A world made better by artificial intelligence (AI) has been one of humanity’s longest-held technological visions, and in 2021 that vision is being realized.
AI is in our pockets, our homes, our cars, our workplaces, and it’s already making a real difference in how we experience the world around us. A quarter of all respondents stated that the greatest impact of AI would be in healthcare. C-suite respondents were even more likely to view healthcare (35%) as having the greatest impact. Healthcare and many other industries taking advantage of AI are no doubt yielding the benefits of powerful and power-efficient new hardware systems that are enabled by specialized compute.
No longer are AI developers forced into a one-size-fits-all hardware approach.
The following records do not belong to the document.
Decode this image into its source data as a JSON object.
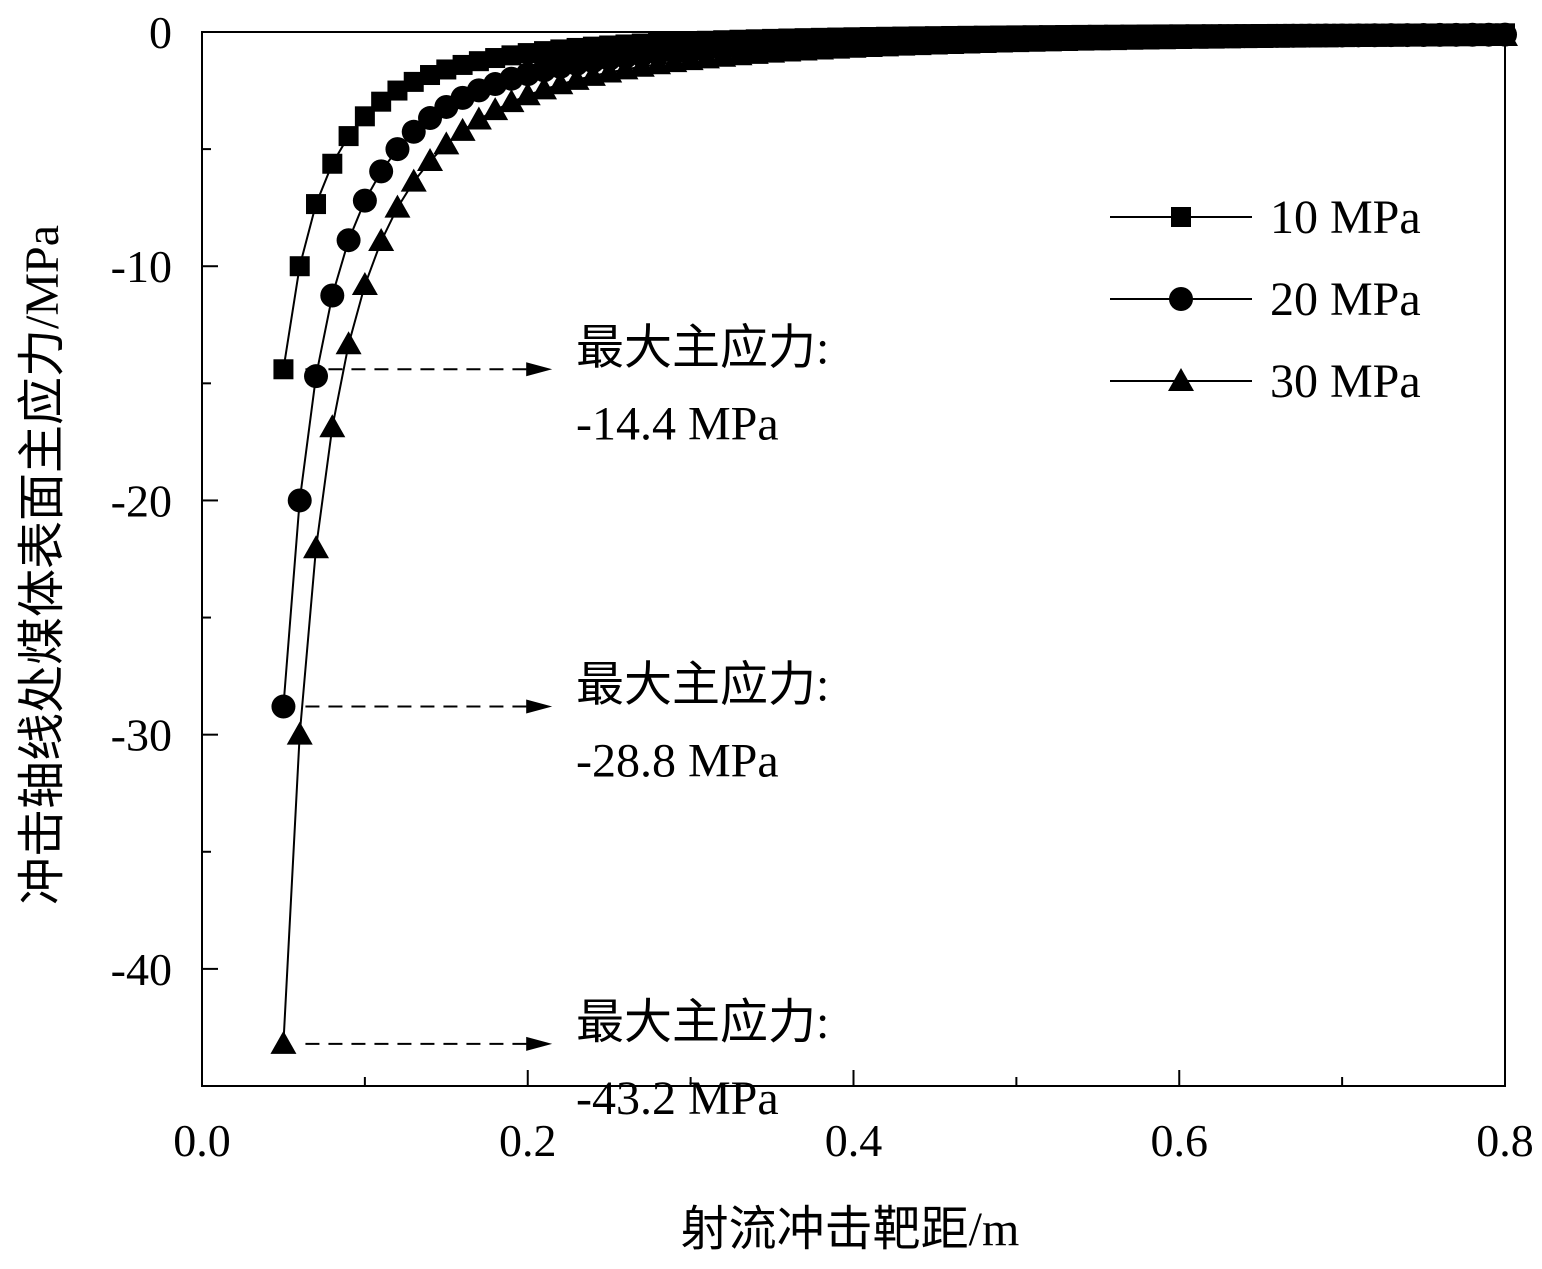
{
  "chart_data": {
    "type": "line",
    "xlabel": "射流冲击靶距/m",
    "ylabel": "冲击轴线处煤体表面主应力/MPa",
    "xlim": [
      0,
      0.8
    ],
    "ylim": [
      -45,
      0
    ],
    "x_ticks": [
      {
        "value": 0,
        "label": "0.0"
      },
      {
        "value": 0.2,
        "label": "0.2"
      },
      {
        "value": 0.4,
        "label": "0.4"
      },
      {
        "value": 0.6,
        "label": "0.6"
      },
      {
        "value": 0.8,
        "label": "0.8"
      }
    ],
    "y_ticks": [
      {
        "value": 0,
        "label": "0"
      },
      {
        "value": -10,
        "label": "-10"
      },
      {
        "value": -20,
        "label": "-20"
      },
      {
        "value": -30,
        "label": "-30"
      },
      {
        "value": -40,
        "label": "-40"
      }
    ],
    "grid": false,
    "legend_position": "top-right",
    "series": [
      {
        "name": "10 MPa",
        "marker": "square",
        "peak": -14.4,
        "coef": 0.036
      },
      {
        "name": "20 MPa",
        "marker": "circle",
        "peak": -28.8,
        "coef": 0.072
      },
      {
        "name": "30 MPa",
        "marker": "triangle",
        "peak": -43.2,
        "coef": 0.108
      }
    ],
    "annotations": [
      {
        "label": "最大主应力:",
        "value": "-14.4 MPa",
        "y": -14.4
      },
      {
        "label": "最大主应力:",
        "value": "-28.8 MPa",
        "y": -28.8
      },
      {
        "label": "最大主应力:",
        "value": "-43.2 MPa",
        "y": -43.2
      }
    ]
  }
}
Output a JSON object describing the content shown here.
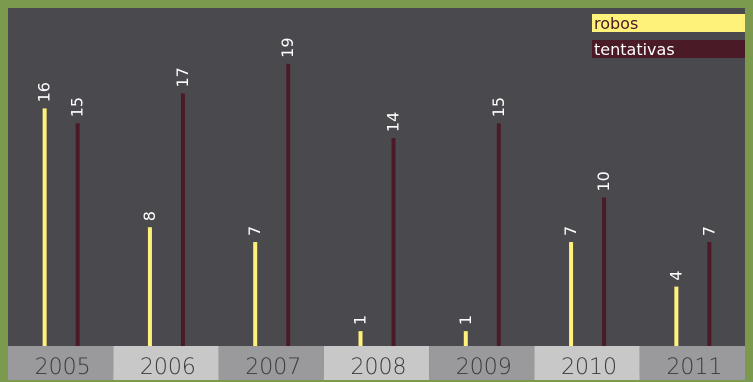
{
  "chart_data": {
    "type": "bar",
    "categories": [
      "2005",
      "2006",
      "2007",
      "2008",
      "2009",
      "2010",
      "2011"
    ],
    "series": [
      {
        "name": "robos",
        "values": [
          16,
          8,
          7,
          1,
          1,
          7,
          4
        ],
        "color": "#fff27a"
      },
      {
        "name": "tentativas",
        "values": [
          15,
          17,
          19,
          14,
          15,
          10,
          7
        ],
        "color": "#4a1a26"
      }
    ],
    "ylim": [
      0,
      20
    ],
    "legend_position": "top-right",
    "grid": false,
    "background": "#4a4a4e",
    "border_color": "#7c9a4e",
    "tick_band_colors": [
      "#9a9a9c",
      "#c8c8c8"
    ]
  }
}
They’re increasingly mixing and matching CPUs, GPUs and NPUs that best deliver their AI-based innovation visions. The ability to run AI from endpoint to cloud, on the billions of Arm devices in the market, creates a tremendous opportunity for new and innovative applications.
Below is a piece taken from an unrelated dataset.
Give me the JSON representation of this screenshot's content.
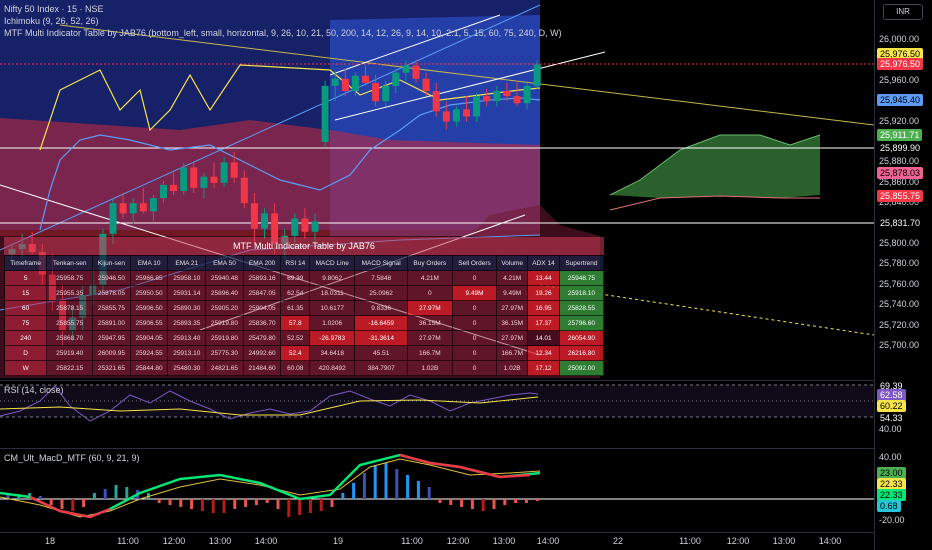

Paul Williamson, SVP and GM IoT & Embedded
I’m not surprised that after the events of the past 18 months, healthcare is seen as a key area in which AI will have the most impact. AI technology is already enabling healthcare professionals to diagnose and treat patients far more quickly thanks to its ability to spot patterns in data.
During the pandemic, it enabled companies like DarwinAI to rapidly deploy initiatives to help in the fight against COVID-19. DarwinAI built COVID-Net, a deep neural network (DNN) using the Arm NN inference engine to identify critical COVID-19 symptoms in chest X-rays.
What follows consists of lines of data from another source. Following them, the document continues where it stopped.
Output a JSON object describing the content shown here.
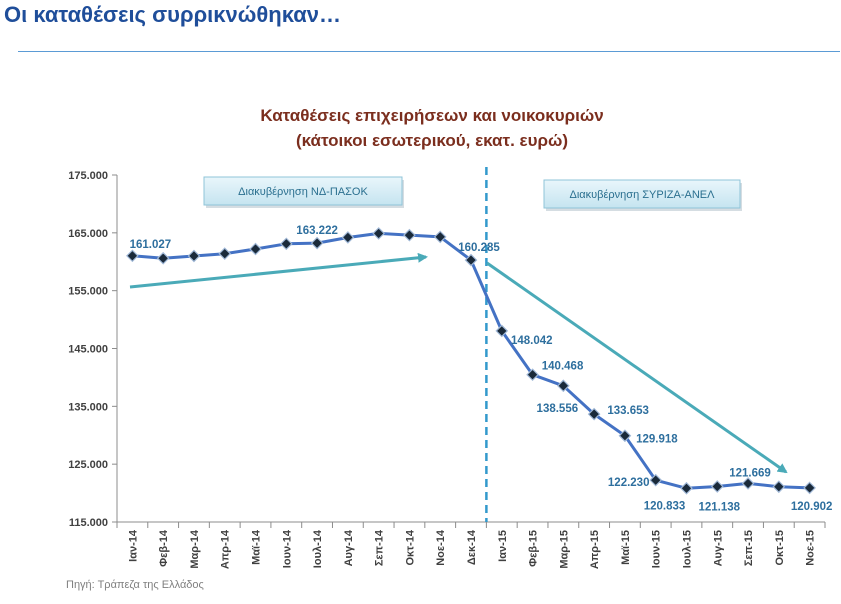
{
  "slide": {
    "title": "Οι καταθέσεις συρρικνώθηκαν…",
    "source": "Πηγή: Τράπεζα της Ελλάδος"
  },
  "chart_data": {
    "type": "line",
    "title_line1": "Καταθέσεις επιχειρήσεων και νοικοκυριών",
    "title_line2": "(κάτοικοι εσωτερικού, εκατ. ευρώ)",
    "categories": [
      "Ιαν-14",
      "Φεβ-14",
      "Μαρ-14",
      "Απρ-14",
      "Μαϊ-14",
      "Ιουν-14",
      "Ιουλ-14",
      "Αυγ-14",
      "Σεπ-14",
      "Οκτ-14",
      "Νοε-14",
      "Δεκ-14",
      "Ιαν-15",
      "Φεβ-15",
      "Μαρ-15",
      "Απρ-15",
      "Μαϊ-15",
      "Ιουν-15",
      "Ιουλ-15",
      "Αυγ-15",
      "Σεπ-15",
      "Οκτ-15",
      "Νοε-15"
    ],
    "values": [
      161027,
      160600,
      161000,
      161400,
      162200,
      163100,
      163222,
      164200,
      164900,
      164600,
      164300,
      160285,
      148042,
      140468,
      138556,
      133653,
      129918,
      122230,
      120833,
      121138,
      121669,
      121100,
      120902
    ],
    "data_labels": [
      {
        "index": 0,
        "text": "161.027"
      },
      {
        "index": 6,
        "text": "163.222"
      },
      {
        "index": 11,
        "text": "160.285"
      },
      {
        "index": 12,
        "text": "148.042"
      },
      {
        "index": 13,
        "text": "140.468"
      },
      {
        "index": 14,
        "text": "138.556"
      },
      {
        "index": 15,
        "text": "133.653"
      },
      {
        "index": 16,
        "text": "129.918"
      },
      {
        "index": 17,
        "text": "122.230"
      },
      {
        "index": 18,
        "text": "120.833"
      },
      {
        "index": 19,
        "text": "121.138"
      },
      {
        "index": 20,
        "text": "121.669"
      },
      {
        "index": 22,
        "text": "120.902"
      }
    ],
    "y_ticks": [
      {
        "value": 115000,
        "label": "115.000"
      },
      {
        "value": 125000,
        "label": "125.000"
      },
      {
        "value": 135000,
        "label": "135.000"
      },
      {
        "value": 145000,
        "label": "145.000"
      },
      {
        "value": 155000,
        "label": "155.000"
      },
      {
        "value": 165000,
        "label": "165.000"
      },
      {
        "value": 175000,
        "label": "175.000"
      }
    ],
    "ylim": [
      115000,
      175000
    ],
    "grid": false,
    "annotations": [
      {
        "name": "period-nd-pasok",
        "text": "Διακυβέρνηση ΝΔ-ΠΑΣΟΚ"
      },
      {
        "name": "period-syriza-anel",
        "text": "Διακυβέρνηση ΣΥΡΙΖΑ-ΑΝΕΛ"
      }
    ],
    "colors": {
      "line": "#4472c4",
      "marker": "#1a2a3a",
      "label": "#2e6f9e",
      "arrow": "#4aaab8",
      "divider": "#3399cc",
      "title": "#7b2e1e"
    }
  }
}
It’s also very interesting to see how much work is going into data center and storage technology within healthcare. Healthcare is going to be a big driver in data: Genome data alone is doubling every eight months. Before healthcare introduces AI into therapies, they will have to figure out the back end.
The healthcare market is still dominated by health-wearables development, but there’s emerging focus in other application areas that can be enabled through AI. For example, of the respondents developing healthcare technology, almost 1 in 5 will be working on AI-powered smart camera/computer-vision products in the next three years. These products might detect anomalies in live scans, monitor and analyze patient behavior or use facial recognition to ensure that everyone in a hospital is supposed to be there.
With such applications comes an intensifying focus on data consumption, analysis and security. For instance, as applications leverage more AI to make sense of these data, developers need to think more broadly about how to properly leverage compute from the cloud to the edge and endpoints. This means understanding how to put the right compute capabilities along that spectrum for optimal performance and time-to-results. It also means understanding how to think about end-to-end security that ensures patient privacy and trust as well as regulatory compliance.